PROJECT SUMMARY Glioblastoma (GBM) is a brain tumor that causes neurological deterioration and death in most patients within 2 years. Despite aggressive therapy, most GBMs reappear within 6 months. A major reason for this outcome is because GBM stem cells (GSCs) are resistant to existing therapies. Currently, no treatment consistently kills these highly resistant cells. However, the Zika virus epidemic has provided us with a new approach to eradicate GSCs. ZIKV targets normal stem cells in the developing fetal brain, yet has minimal effects on differentiated neurons or the adult brain. Since GSCs share properties with neural stem cells, we investigated whether the natural honing and lytic activity of ZIKV could be harnessed to target and kill GSCs. We published the first use of ZIKV to kill GSCs. We showed that ZIKV kills GSCs in tumors removed from patients, with minimal impact on non-GSC tumor cells, called differentiated GBM cells. Importantly, normal human brain cells were not affected by ZIKV. After intracranial treatment with ZIKV, mice harboring gliomas survived more than twice as long as untreated mice and, in some cases, treated mice were long-term survivors. In addition to the resistance of GBM stem cell to chemoradiation, GBM is the hallmark example of an immunotherapy-resistant tumor. Importantly, we found that in vivo, ZIKV treatment reduces tumor size and extends survival beyond that expected for only anti-GSC effects. This suggested that ZIKV killing of GSCs may trigger an immune response against the remainder of the tumor. In more recent studies, we have found that CD8+ T cells are required for the efficacy of ZIKV as an oncolytic therapy in vivo. Our central hypothesis is that ZIKV elicits an anti-tumor immune response that could be made even more effective by combining it with existing immunotherapies. Aim 1 will determine how CD8+ T cells promote tumor clearance after ZIKV and Aim 2 will determine whether ZIKV can be combined with immunotherapy or standard-of-care for GBM to improve outcomes. Our long-term goal is to develop a new treatment for GBM by leveraging the immune system response to ZIKV.

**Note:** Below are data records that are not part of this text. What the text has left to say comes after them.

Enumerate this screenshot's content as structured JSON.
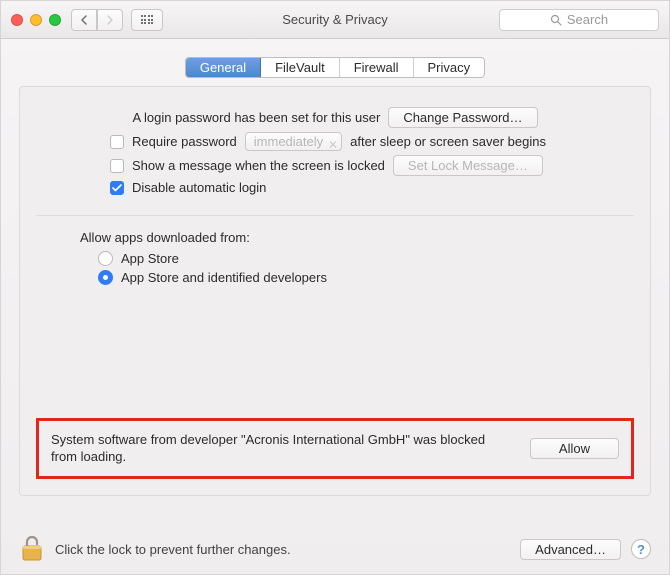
{
  "window": {
    "title": "Security & Privacy"
  },
  "search": {
    "placeholder": "Search"
  },
  "tabs": {
    "general": "General",
    "filevault": "FileVault",
    "firewall": "Firewall",
    "privacy": "Privacy"
  },
  "login": {
    "password_set": "A login password has been set for this user",
    "change_password": "Change Password…",
    "require_password": "Require password",
    "require_select": "immediately",
    "after": "after sleep or screen saver begins",
    "show_message": "Show a message when the screen is locked",
    "set_lock_msg": "Set Lock Message…",
    "disable_autologin": "Disable automatic login"
  },
  "gatekeeper": {
    "label": "Allow apps downloaded from:",
    "opt1": "App Store",
    "opt2": "App Store and identified developers"
  },
  "blocked": {
    "message": "System software from developer \"Acronis International GmbH\" was blocked from loading.",
    "allow": "Allow"
  },
  "footer": {
    "lock_text": "Click the lock to prevent further changes.",
    "advanced": "Advanced…"
  }
}
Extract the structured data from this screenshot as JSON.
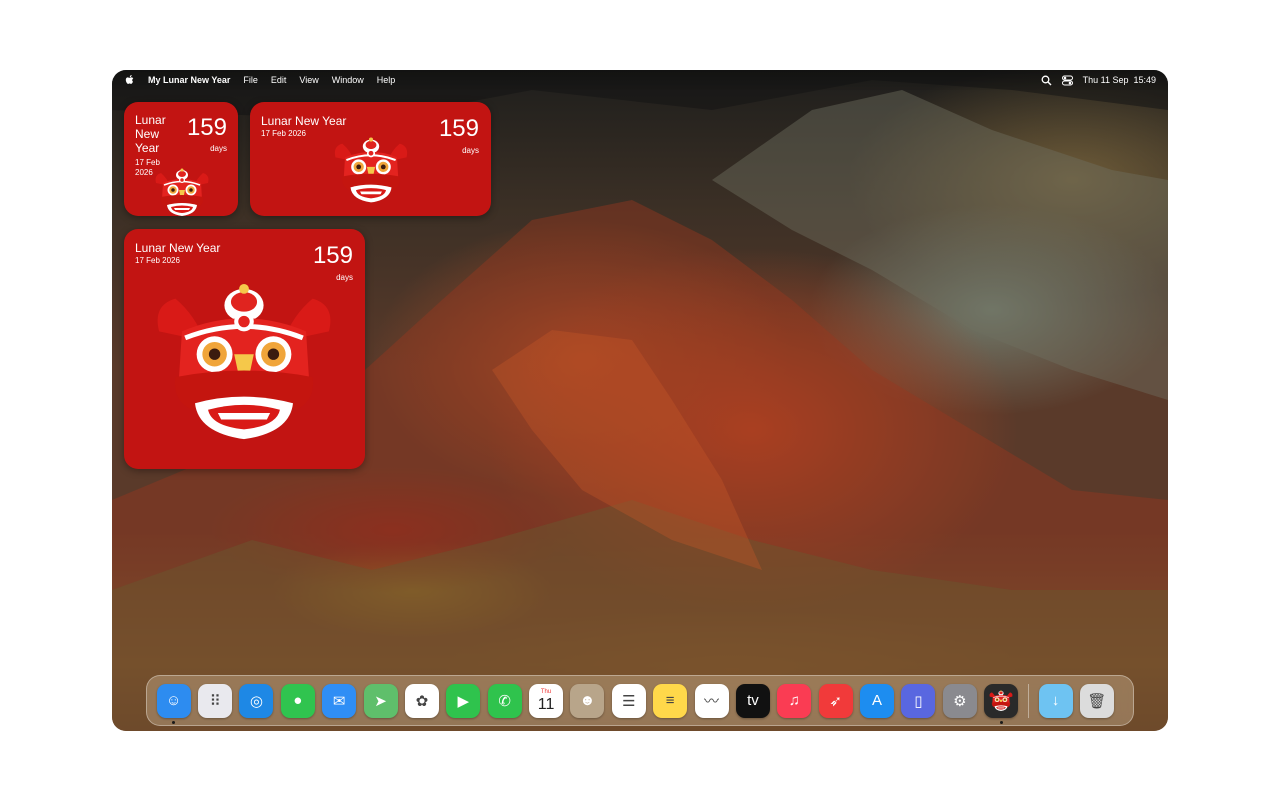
{
  "menubar": {
    "app_name": "My Lunar New Year",
    "menus": [
      "File",
      "Edit",
      "View",
      "Window",
      "Help"
    ],
    "clock": "Thu 11 Sep  15:49"
  },
  "widgets": {
    "small": {
      "title": "Lunar\nNew\nYear",
      "date": "17 Feb\n2026",
      "count": "159",
      "unit": "days"
    },
    "medium": {
      "title": "Lunar New Year",
      "date": "17 Feb 2026",
      "count": "159",
      "unit": "days"
    },
    "large": {
      "title": "Lunar New Year",
      "date": "17 Feb 2026",
      "count": "159",
      "unit": "days"
    }
  },
  "calendar_icon": {
    "weekday": "Thu",
    "day": "11"
  },
  "dock": {
    "apps": [
      {
        "name": "finder-icon",
        "color": "#2d8cf0"
      },
      {
        "name": "launchpad-icon",
        "color": "#e9e9ee"
      },
      {
        "name": "safari-icon",
        "color": "#1e88e5"
      },
      {
        "name": "messages-icon",
        "color": "#30c44f"
      },
      {
        "name": "mail-icon",
        "color": "#2f8ef5"
      },
      {
        "name": "maps-icon",
        "color": "#5fbf6b"
      },
      {
        "name": "photos-icon",
        "color": "#ffffff"
      },
      {
        "name": "facetime-icon",
        "color": "#2fc34d"
      },
      {
        "name": "phone-icon",
        "color": "#2fc34d"
      },
      {
        "name": "calendar-icon",
        "color": "#ffffff"
      },
      {
        "name": "contacts-icon",
        "color": "#b8a58a"
      },
      {
        "name": "reminders-icon",
        "color": "#ffffff"
      },
      {
        "name": "notes-icon",
        "color": "#ffd84a"
      },
      {
        "name": "freeform-icon",
        "color": "#ffffff"
      },
      {
        "name": "tv-icon",
        "color": "#111111"
      },
      {
        "name": "music-icon",
        "color": "#fa3c53"
      },
      {
        "name": "rocketsim-icon",
        "color": "#f13a3a"
      },
      {
        "name": "app-store-icon",
        "color": "#1d8df0"
      },
      {
        "name": "simulator-icon",
        "color": "#5967e0"
      },
      {
        "name": "system-settings-icon",
        "color": "#8a8a8f"
      },
      {
        "name": "lunar-new-year-app-icon",
        "color": "#2a2a2a"
      }
    ],
    "extras": [
      {
        "name": "downloads-folder-icon",
        "color": "#6ec3f2"
      },
      {
        "name": "trash-icon",
        "color": "#dcdcdc"
      }
    ]
  }
}
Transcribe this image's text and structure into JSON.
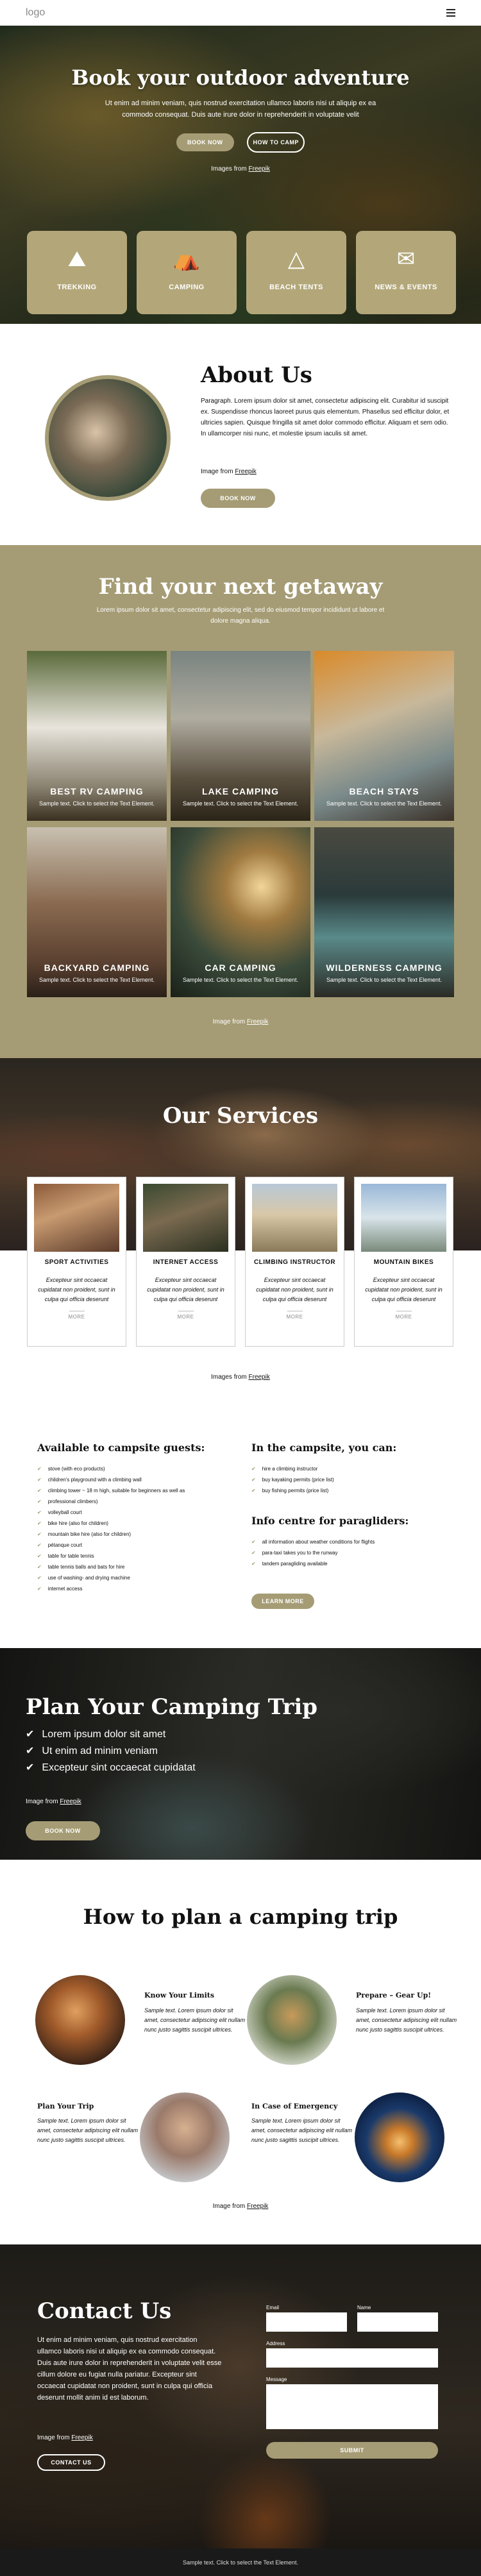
{
  "header": {
    "logo": "logo"
  },
  "hero": {
    "title": "Book your outdoor adventure",
    "lead": "Ut enim ad minim veniam, quis nostrud exercitation ullamco laboris nisi ut aliquip ex ea commodo consequat. Duis aute irure dolor in reprehenderit in voluptate velit",
    "btn_book": "BOOK NOW",
    "btn_camp": "HOW TO CAMP",
    "caption": "Images from",
    "caption_link": "Freepik",
    "features": [
      {
        "label": "TREKKING",
        "icon": "trekking-icon"
      },
      {
        "label": "CAMPING",
        "icon": "camping-icon"
      },
      {
        "label": "BEACH TENTS",
        "icon": "beach-tent-icon"
      },
      {
        "label": "NEWS & EVENTS",
        "icon": "news-events-icon"
      }
    ]
  },
  "about": {
    "title": "About Us",
    "text": "Paragraph. Lorem ipsum dolor sit amet, consectetur adipiscing elit. Curabitur id suscipit ex. Suspendisse rhoncus laoreet purus quis elementum. Phasellus sed efficitur dolor, et ultricies sapien. Quisque fringilla sit amet dolor commodo efficitur. Aliquam et sem odio. In ullamcorper nisi nunc, et molestie ipsum iaculis sit amet.",
    "caption": "Image from",
    "caption_link": "Freepik",
    "btn": "BOOK NOW"
  },
  "getaway": {
    "title": "Find your next getaway",
    "text": "Lorem ipsum dolor sit amet, consectetur adipiscing elit, sed do eiusmod tempor incididunt ut labore et dolore magna aliqua.",
    "cards": [
      {
        "title": "BEST RV CAMPING",
        "sub": "Sample text. Click to select the Text Element."
      },
      {
        "title": "LAKE CAMPING",
        "sub": "Sample text. Click to select the Text Element."
      },
      {
        "title": "BEACH STAYS",
        "sub": "Sample text. Click to select the Text Element."
      },
      {
        "title": "BACKYARD CAMPING",
        "sub": "Sample text. Click to select the Text Element."
      },
      {
        "title": "CAR CAMPING",
        "sub": "Sample text. Click to select the Text Element."
      },
      {
        "title": "WILDERNESS CAMPING",
        "sub": "Sample text. Click to select the Text Element."
      }
    ],
    "caption": "Image from",
    "caption_link": "Freepik"
  },
  "services": {
    "title": "Our Services",
    "cards": [
      {
        "title": "SPORT ACTIVITIES",
        "desc": "Excepteur sint occaecat cupidatat non proident, sunt in culpa qui officia deserunt",
        "more": "MORE"
      },
      {
        "title": "INTERNET ACCESS",
        "desc": "Excepteur sint occaecat cupidatat non proident, sunt in culpa qui officia deserunt",
        "more": "MORE"
      },
      {
        "title": "CLIMBING INSTRUCTOR",
        "desc": "Excepteur sint occaecat cupidatat non proident, sunt in culpa qui officia deserunt",
        "more": "MORE"
      },
      {
        "title": "MOUNTAIN BIKES",
        "desc": "Excepteur sint occaecat cupidatat non proident, sunt in culpa qui officia deserunt",
        "more": "MORE"
      }
    ],
    "caption": "Images from",
    "caption_link": "Freepik"
  },
  "camp": {
    "left_title": "Available to campsite guests:",
    "left_items": [
      "stove (with eco products)",
      "children's playground with a climbing wall",
      "climbing tower ~ 18 m high, suitable for beginners as well as",
      "professional climbers)",
      "volleyball court",
      "bike hire (also for children)",
      "mountain bike hire (also for children)",
      "pétanque court",
      "table for table tennis",
      "table tennis balls and bats for hire",
      "use of washing- and drying machine",
      "internet access"
    ],
    "right_title": "In the campsite, you can:",
    "right_items": [
      "hire a climbing instructor",
      "buy kayaking permits (price list)",
      "buy fishing permits (price list)"
    ],
    "right_title2": "Info centre for paragliders:",
    "right_items2": [
      "all information about weather conditions for flights",
      "para-taxi takes you to the runway",
      "tandem paragliding available"
    ],
    "btn": "LEARN MORE"
  },
  "plan": {
    "title": "Plan Your Camping Trip",
    "items": [
      "Lorem ipsum dolor sit amet",
      "Ut enim ad minim veniam",
      "Excepteur sint occaecat cupidatat"
    ],
    "caption": "Image from",
    "caption_link": "Freepik",
    "btn": "BOOK NOW"
  },
  "how": {
    "title": "How to plan a camping trip",
    "steps": [
      {
        "title": "Know Your Limits",
        "text": "Sample text. Lorem ipsum dolor sit amet, consectetur adipiscing elit nullam nunc justo sagittis suscipit ultrices."
      },
      {
        "title": "Prepare – Gear Up!",
        "text": "Sample text. Lorem ipsum dolor sit amet, consectetur adipiscing elit nullam nunc justo sagittis suscipit ultrices."
      },
      {
        "title": "Plan Your Trip",
        "text": "Sample text. Lorem ipsum dolor sit amet, consectetur adipiscing elit nullam nunc justo sagittis suscipit ultrices."
      },
      {
        "title": "In Case of Emergency",
        "text": "Sample text. Lorem ipsum dolor sit amet, consectetur adipiscing elit nullam nunc justo sagittis suscipit ultrices."
      }
    ],
    "caption": "Image from",
    "caption_link": "Freepik"
  },
  "contact": {
    "title": "Contact Us",
    "text": "Ut enim ad minim veniam, quis nostrud exercitation ullamco laboris nisi ut aliquip ex ea commodo consequat. Duis aute irure dolor in reprehenderit in voluptate velit esse cillum dolore eu fugiat nulla pariatur. Excepteur sint occaecat cupidatat non proident, sunt in culpa qui officia deserunt mollit anim id est laborum.",
    "caption": "Image from",
    "caption_link": "Freepik",
    "btn": "CONTACT US",
    "email_label": "Email",
    "name_label": "Name",
    "address_label": "Address",
    "message_label": "Message",
    "submit": "SUBMIT"
  },
  "footer": {
    "text": "Sample text. Click to select the Text Element."
  },
  "colors": {
    "accent": "#a59c75",
    "dark": "#1a1a1a"
  }
}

项目概要胶质母细胞瘤 (GBM) 是一种脑肿瘤，可导致大多数患者神经功能恶化并在 2 年内死亡年。尽管积极治疗，大多数 GBM 仍会在 6 个月内复发。造成这个结果的一个主要原因是因为 GBM 干细胞 (GSC) 对现有疗法具有抵抗力。目前，尚无治疗方法能够持续杀死患者这些高度抵抗的细胞。然而，寨卡病毒的流行为我们提供了根除该病毒的新方法。 GSC。 ZIKV 针对发育中胎儿大脑中的正常干细胞，但对分化的影响微乎其微。神经元或成人大脑。由于 GSC 与神经干细胞具有相同的特性，我们研究了是否可以利用 ZIKV 的自然珩磨和裂解活性来瞄准和杀死 GSC。我们发布了第一个用途 ZIKV 杀死 GSC。我们发现，ZIKV 可以杀死从患者身上摘除的肿瘤中的 GSC，对患者的影响微乎其微。非 GSC 肿瘤细胞，称为分化的 GBM 细胞。重要的是，正常的人类脑细胞没有受到影响通过 ZIKV。经过 ZIKV 颅内治疗后，携带神经胶质瘤的小鼠的存活时间是普通小鼠的两倍多未经治疗的小鼠，以及在某些情况下接受治疗的小鼠都是长期幸存者。除了GBM的抵抗力从干细胞到放化疗，GBM 是免疫治疗耐药性肿瘤的标志性例子。重要的是，我们发现，在体内，ZIKV 治疗可缩小肿瘤大小并延长生存期，超出预期抗 GSC 作用。这表明 ZIKV 杀死 GSC 可能会引发针对 GSC 的免疫反应。肿瘤的剩余部分。在最近的研究中，我们发现 CD8+ T 细胞是发挥功效所必需的 ZIKV 作为一种体内溶瘤疗法。我们的中心假设是 ZIKV 引发抗肿瘤免疫反应通过将其与现有的免疫疗法相结合，可以使其更加有效。目标 1 将决定如何 CD8+ T细胞在ZIKV后促进肿瘤清除，Aim 2将决定ZIKV是否可以联合 GBM 的免疫疗法或标准护理可改善预后。我们的长期目标是开发新的利用免疫系统对 ZIKV 的反应来治疗 GBM。